Algumas peças que adquirimos ao longo da vida, porém, são mantidas com muito carinho e, mesmo que não sejam tão úteis ou valiosas, nunca perdem o valor por possuírem alguma característica inerente que manteve despertado o interesse sobre si, seja pelo valor real intrínseco reconhecido no mercado, qual seja uma joia de ouro puro, brilhante e/ou outras gemas de valor que constituam valor patrimonial não sujeito a desgaste. Tanto é verdade o que afirmo que até hoje não consegui encontrar peças de ouro, diamante ou assemelhados desprezados nos depósitos de ferro velho visitados, e estou certo de que jamais vou encontrar. Este valor pode ser medido também pelo lado afetivo como presentes oriundos de pessoas de grande estima para nós, mesmo que não possuam valor patrimonial.

Existem objetos que não nos custaram absolutamente nada, que chegaram até nós através de pessoas que nos presentearam. Aquele objeto passa a ser valioso por representar a pessoa que nos presenteou tornando-se, em função disso, algo muito querido e de valor inestimável. Entretanto existem outras coisas que, ainda que nos tenham custado muito caro, perdem rapidamente o nosso interesse por elas, tornando-se obsoletas e incômodas. Além de passarem a ocupar inutilmente um espaço útil em nosso cotidiano terminando, desta forma, por se transformar em material inútil e descartável.
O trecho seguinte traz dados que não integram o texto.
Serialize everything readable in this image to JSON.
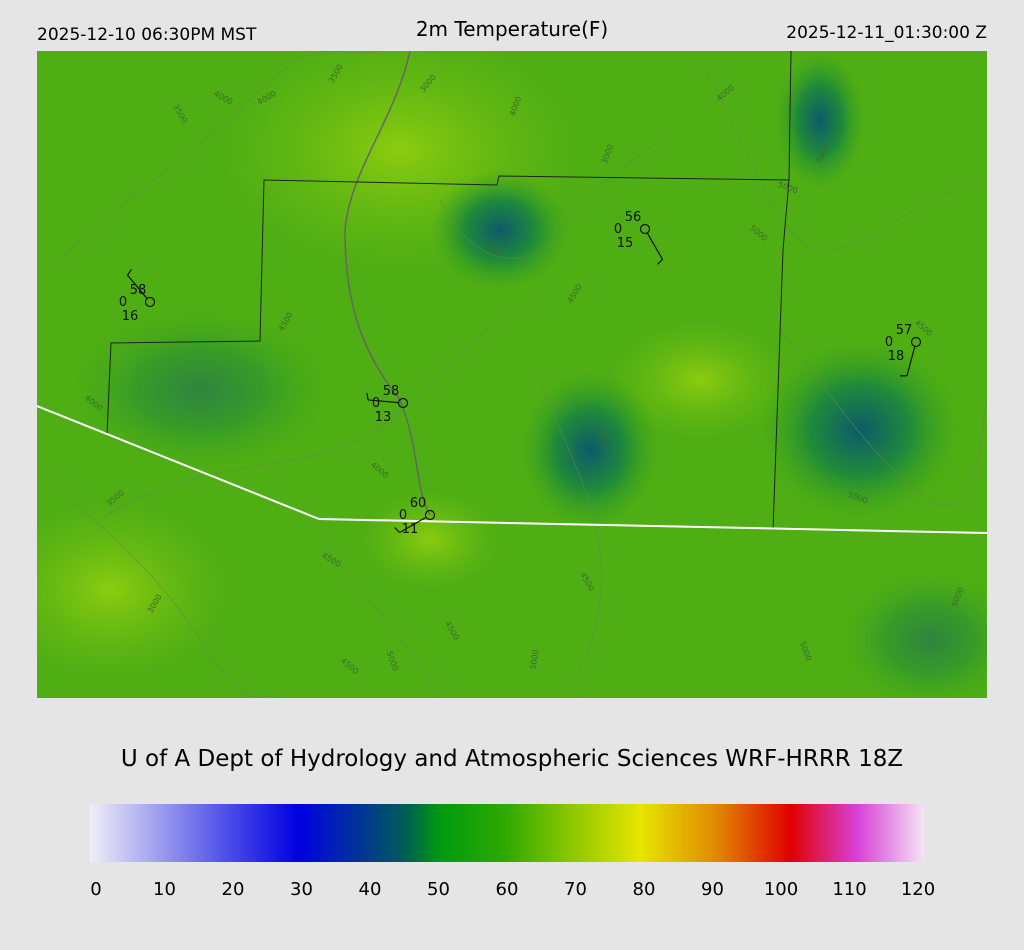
{
  "header": {
    "left": "2025-12-10 06:30PM MST",
    "title": "2m Temperature(F)",
    "right": "2025-12-11_01:30:00 Z"
  },
  "stations": [
    {
      "temp": 58,
      "cloud": 0,
      "dew": 16
    },
    {
      "temp": 56,
      "cloud": 0,
      "dew": 15
    },
    {
      "temp": 58,
      "cloud": 0,
      "dew": 13
    },
    {
      "temp": 60,
      "cloud": 0,
      "dew": 11
    },
    {
      "temp": 57,
      "cloud": 0,
      "dew": 18
    }
  ],
  "contour_labels": [
    "4000",
    "4000",
    "3500",
    "3000",
    "4000",
    "4000",
    "3500",
    "3000",
    "5000",
    "5000",
    "4500",
    "4500",
    "4000",
    "4500",
    "4000",
    "3500",
    "4500",
    "3000",
    "4500",
    "4500",
    "4500",
    "5000",
    "5000",
    "5000",
    "5000",
    "5000",
    "5000",
    "5000",
    "5000"
  ],
  "footer": "U of A Dept of Hydrology and Atmospheric Sciences WRF-HRRR 18Z",
  "colorbar": {
    "ticks": [
      0,
      10,
      20,
      30,
      40,
      50,
      60,
      70,
      80,
      90,
      100,
      110,
      120
    ]
  }
}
RECICLANDO AS EMOÇÕES E SENTIMENTOS

Os relacionamentos interpessoais podem, de certa forma, ser comparados com a relação que temos com nossos objetos pessoais. Desejamos que os objetos que compramos nos prestem um serviço de qualidade e por tempo prolongado, caso contrário, serão considerados inúteis e sujeitos a descarte. Da mesma forma precisamos ser assistidos em nossos sentimentos com atitudes de singeleza e espontaneidade por parte daqueles que se relacionam conosco, caso contrário, serão descartados por serem também considerados inúteis. Pessoas que fazem parte do nosso cotidiano têm que demonstrar a sua utilidade na relação que têm conosco por meio de atitudes que nos sejam aprazíveis. Pequenas atitudes e gestos de aceitação, por mais singelas que sejam, serão consideradas como pequenas e raras joias de ouro incrustadas de brilhantes que além de nos fazerem muito bem, manterão acesa a nossa atenção em relação a elas, caso contrário, o nosso interesse se perde e a relação torna-se comum e trivial, logo, sujeita a descarte.

Assim como temos obrigação de manifestar o nosso interesse por essas pessoas através de atos que as prenda a nós, cabe também a elas fazer alguma coisa no sentido de nos manter conquistados de igual forma. Esse não é um dever somente de uma parte, a outra parte também tem deveres que devem ser observados. O nome disso é reciprocidade. Não se trata de cumprir regras no sentido de atender satisfatoriamente a esses deveres, mas de se entregar à relação sem reservas. Se matarmos os sentimentos de uma pessoa em relação a nós com atitudes impróprias da nossa parte, seremos vítimas de nossas próprias atitudes. Por outro lado, nossos sentimentos também podem ser atingidos e mortos por posturas agressivas e despropositadas por parte daqueles que deveriam nos amar e respeitar.

Você já ouviu aquela expressão “mala sem alça”? É assim que o parceiro é visto depois que é transmutado em material descartável. Quando duas pessoas inteligentes descobrem-se nessa condição é porque está na hora de fazer alguma coisa. De mexer-se.